The development of hypertension by year 15 resulted in a fourfold risk of kidney disease by year 20 (P<0.001) and the development of diabetes by year 15 resulted in a nine-fold risk of kidney disease by year 20 (P<0.001).

Because the development of diabetes and hypertension likely occurred due to obesity, by year 20, obesity was not a statistically significant cause of kidney disease in the multivariate analysis. Chang also mentioned that smoking, while associated with an increased risk, did not reach statistical significance for kidney disease in the multivariate analysis.

“By the time we are seeing patients it is already too late,” he said. “They already have diabetes or hypertension or both, and a lot of them happen to be very obese.”

Chang said the cohort was somewhat unique: the subjects were recruited when they were 18 to 30 years of age and before they had diabetes, high blood pressure, or other diseases. The researchers stratified the group on the basis of a diet score based on the DASH diet. “What we found is that the risk of kidney disease among people who eat what doesn’t look at all like a DASH diet is about twice the risk as someone who eats a diet that resembles a DASH diet. Smoking gives you a 50% increase in risk; if you look at obesity, you have a nearly threefold increase in risk,” Chang said.

“If you look at the number of lifestyle factors — smoking, little activity, poor diet, and obesity, the risk of kidney disease increases with every unhealthy lifestyle habit you have.” He demonstrated that one risk factor doubles the risk of kidney disease (P<0.05), two risk factors triple the risk (P<0.01), and three to four risk factors increase the likelihood more than fourfold (P<0.01).

“The thing about lifestyle factors is that they can affect other disease processes that affect kidney disease,” said Michael J. Choi, associate professor of nephrology at Johns Hopkins School of Medicine, and scientific program chairman for the meeting.

“In the DASH diet, we really try to have a push on fruits, vegetables. There is some thought that there is potassium in fruits and vegetables. There is citrate which is a base that may help fight acid loads. We can see how diet can be very helpful.”

“Obesity is bad for everything — heart disease, hypertension, metabolic syndrome, cholesterol,” he said in commenting on the study. “All those things could exacerbate any predisposition you have for kidney disease — and probably is an additive factor as well.”

“Although these factors have been shown to increase cardiovascular and other disease risks, this study is the first to show that [they] also increase the risk of kidney disease,” Chang said.

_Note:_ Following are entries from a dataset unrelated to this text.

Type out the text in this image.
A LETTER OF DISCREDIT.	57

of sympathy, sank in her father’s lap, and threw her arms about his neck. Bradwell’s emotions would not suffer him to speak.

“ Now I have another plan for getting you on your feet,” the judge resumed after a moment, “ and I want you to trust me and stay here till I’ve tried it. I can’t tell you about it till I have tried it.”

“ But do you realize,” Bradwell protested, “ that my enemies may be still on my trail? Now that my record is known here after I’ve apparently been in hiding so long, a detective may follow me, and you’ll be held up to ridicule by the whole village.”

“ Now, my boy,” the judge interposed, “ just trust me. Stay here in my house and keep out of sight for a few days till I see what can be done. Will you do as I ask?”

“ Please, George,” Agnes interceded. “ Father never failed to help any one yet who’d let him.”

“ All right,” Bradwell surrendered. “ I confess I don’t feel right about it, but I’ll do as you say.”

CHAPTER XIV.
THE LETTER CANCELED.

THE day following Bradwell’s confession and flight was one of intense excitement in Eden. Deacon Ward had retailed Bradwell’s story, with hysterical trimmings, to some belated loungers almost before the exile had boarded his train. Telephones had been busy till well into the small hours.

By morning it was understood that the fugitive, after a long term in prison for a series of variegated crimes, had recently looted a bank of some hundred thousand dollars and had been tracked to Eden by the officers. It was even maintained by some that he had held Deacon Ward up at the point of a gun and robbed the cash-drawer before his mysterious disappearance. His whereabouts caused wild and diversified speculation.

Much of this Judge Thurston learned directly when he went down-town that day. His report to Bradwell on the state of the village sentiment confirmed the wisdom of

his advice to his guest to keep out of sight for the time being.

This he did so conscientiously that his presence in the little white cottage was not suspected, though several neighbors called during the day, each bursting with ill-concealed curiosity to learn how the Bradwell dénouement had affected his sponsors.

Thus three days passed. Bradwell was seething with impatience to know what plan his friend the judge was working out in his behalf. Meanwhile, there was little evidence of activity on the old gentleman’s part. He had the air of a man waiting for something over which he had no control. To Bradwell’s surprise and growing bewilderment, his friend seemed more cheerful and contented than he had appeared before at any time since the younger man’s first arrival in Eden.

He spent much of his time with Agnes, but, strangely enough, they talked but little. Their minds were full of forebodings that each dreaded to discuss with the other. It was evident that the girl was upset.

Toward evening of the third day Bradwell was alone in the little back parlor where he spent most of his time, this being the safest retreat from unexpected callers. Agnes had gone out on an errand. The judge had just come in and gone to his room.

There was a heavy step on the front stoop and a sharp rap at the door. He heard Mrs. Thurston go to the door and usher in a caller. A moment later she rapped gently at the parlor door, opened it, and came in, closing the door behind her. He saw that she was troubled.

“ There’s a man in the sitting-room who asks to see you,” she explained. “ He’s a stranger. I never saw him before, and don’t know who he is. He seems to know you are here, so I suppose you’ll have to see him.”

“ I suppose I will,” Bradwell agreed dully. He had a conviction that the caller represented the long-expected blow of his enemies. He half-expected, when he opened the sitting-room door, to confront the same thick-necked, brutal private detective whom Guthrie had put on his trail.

“To me this is really important because when I am seeing patients in clinic, usually the number one question I am asked is ‘Doctor, what can I do to improve my health without taking medications?’ ” he said.

“Everything your mom told you that [is] good for you [is] probably good for you. That’s kind of the gist of it,” Chang said. “If you want to make changes to impact kidney disease, it should be done early in life.”

Practice Pearls

  • Note that this study was published as an abstract and presented at a conference. These data and conclusions should be considered to be preliminary until published in a peer-reviewed journal.
  • Point out that in this study, dietary factors in young adults were associated with an increased incidence of chronic kidney disease 20 years later.

Chang A, et al “Lifestyle behaviors and incident chronic kidney disease: The CARDIA study” NKF 2011 Spring Clinical Meetings; Abstract 61.